O voo cego e os segredos do clássico

Legenda: Ceará e Fortaleza farão o 1º Clássico-Rei do ano no sábado pela Copa do Nordeste
Foto: KID JUNIOR

Quando eu estava aprendendo a pilotar aviões, o meu instrutor, Guilardo Nunes, pouco antes da decolagem, disse: “Tenho um presente para você”. Pensei que ele me daria o presente no final do voo. Quando coloquei o avião pouco antes do ponto de espera, ele desenrolou um papel bem grande e o colocou na frente do painel da aeronave. Aí ordenou que eu decolasse e pousasse sem ver os instrumentos. Eu estava bem treinado. Fiz o procedimento assim mesmo, tudo no sentimento.

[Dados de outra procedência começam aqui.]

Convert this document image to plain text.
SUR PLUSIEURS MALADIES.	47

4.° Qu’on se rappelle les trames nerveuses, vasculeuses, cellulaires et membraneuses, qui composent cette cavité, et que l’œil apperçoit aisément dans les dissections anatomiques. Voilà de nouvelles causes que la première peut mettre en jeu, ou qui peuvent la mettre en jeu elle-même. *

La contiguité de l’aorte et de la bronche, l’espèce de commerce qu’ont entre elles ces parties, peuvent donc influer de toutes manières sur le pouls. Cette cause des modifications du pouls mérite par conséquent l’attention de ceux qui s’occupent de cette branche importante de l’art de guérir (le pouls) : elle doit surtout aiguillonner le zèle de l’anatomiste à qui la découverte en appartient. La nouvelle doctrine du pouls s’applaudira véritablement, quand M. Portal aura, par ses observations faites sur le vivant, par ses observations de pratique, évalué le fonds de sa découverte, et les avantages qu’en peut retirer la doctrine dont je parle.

Ao terminar, o Guilardo explicou: “Isso aqui é para, se um dia houver pane elétrica, você ter confiança e sem problemas realizar o voo”. Anos depois, aconteceu uma pane elétrica. Não me assustei. Fiz o que era para fazer. Deu certo. Agora o Ceará mandou fechar tudo. Não permite imagens dos treinos nem entrevistas, nada. Os cronistas ficaram sem material para ver. Um papel no painel de Porangabuçu. Aí me lembrei do meu instrutor Guilardo. Ora, amigos, dá para fazer a cobertura com base na experiência e nos sentimentos. Tudo o que foi visto antes fica gravado na mente dos setoristas. Então, mãos à obra. 

 

Escondido 

 

Na Copa de 1990, na Itália, fui para o treino da Seleção Brasileira em Asti, antes do jogo decisivo com a Argentina. O técnico Sebastião Lazaroni mandou fechar tudo. Fez um treino secreto. Ninguém teve acesso. Segredo total. Absoluto. À noite, quando eu estava no hotel já em Turim, um cinegrafista italiano, do alto de um edifício próximo, tinha filmado tudo. E mostrou detalhes na televisão.   

 

Posição 

 

Sempre fui contra os exageros. Admito certos cuidados para não passar ao time adversário alternativas que possam dificultar a execução de um modelo tático. Tudo bem. Mas a ideia do hermeticamente fechado não vinga, máxime nos tempos de hoje onde há um celular filmando em cada canto. Às vezes há celulares escondidos, amarrados atrás dos gols. 

 

A linha férrea 

 

No Ceará mesmo, em 1993, o treinador Mário Juliatto também proibiu a cobertura de um treino do Ceará. Vetou todo tipo. Mas esqueceu que, na época, havia uma passarela sobre os trilhos do trem que ali passava, exatamente onde hoje passa o metrô. Um cinegrafista, do alto dessa passarela, usando uma haste bem grande na qual anexara a câmera, documentou tudo. 

 

Resultado 

 

Não acredito muito nestas proibições. Respeito os treinadores que adotam a rigidez do fechamento, mas considero isso uma bobagem. Cada um tem seu ponto de vista. Penso assim: se todos que adotassem tal tipo de mistério ou segredo ganhassem o jogo, bastaria contratar meu instrutor de voo, Guilardo Nunes, para treinar a equipe...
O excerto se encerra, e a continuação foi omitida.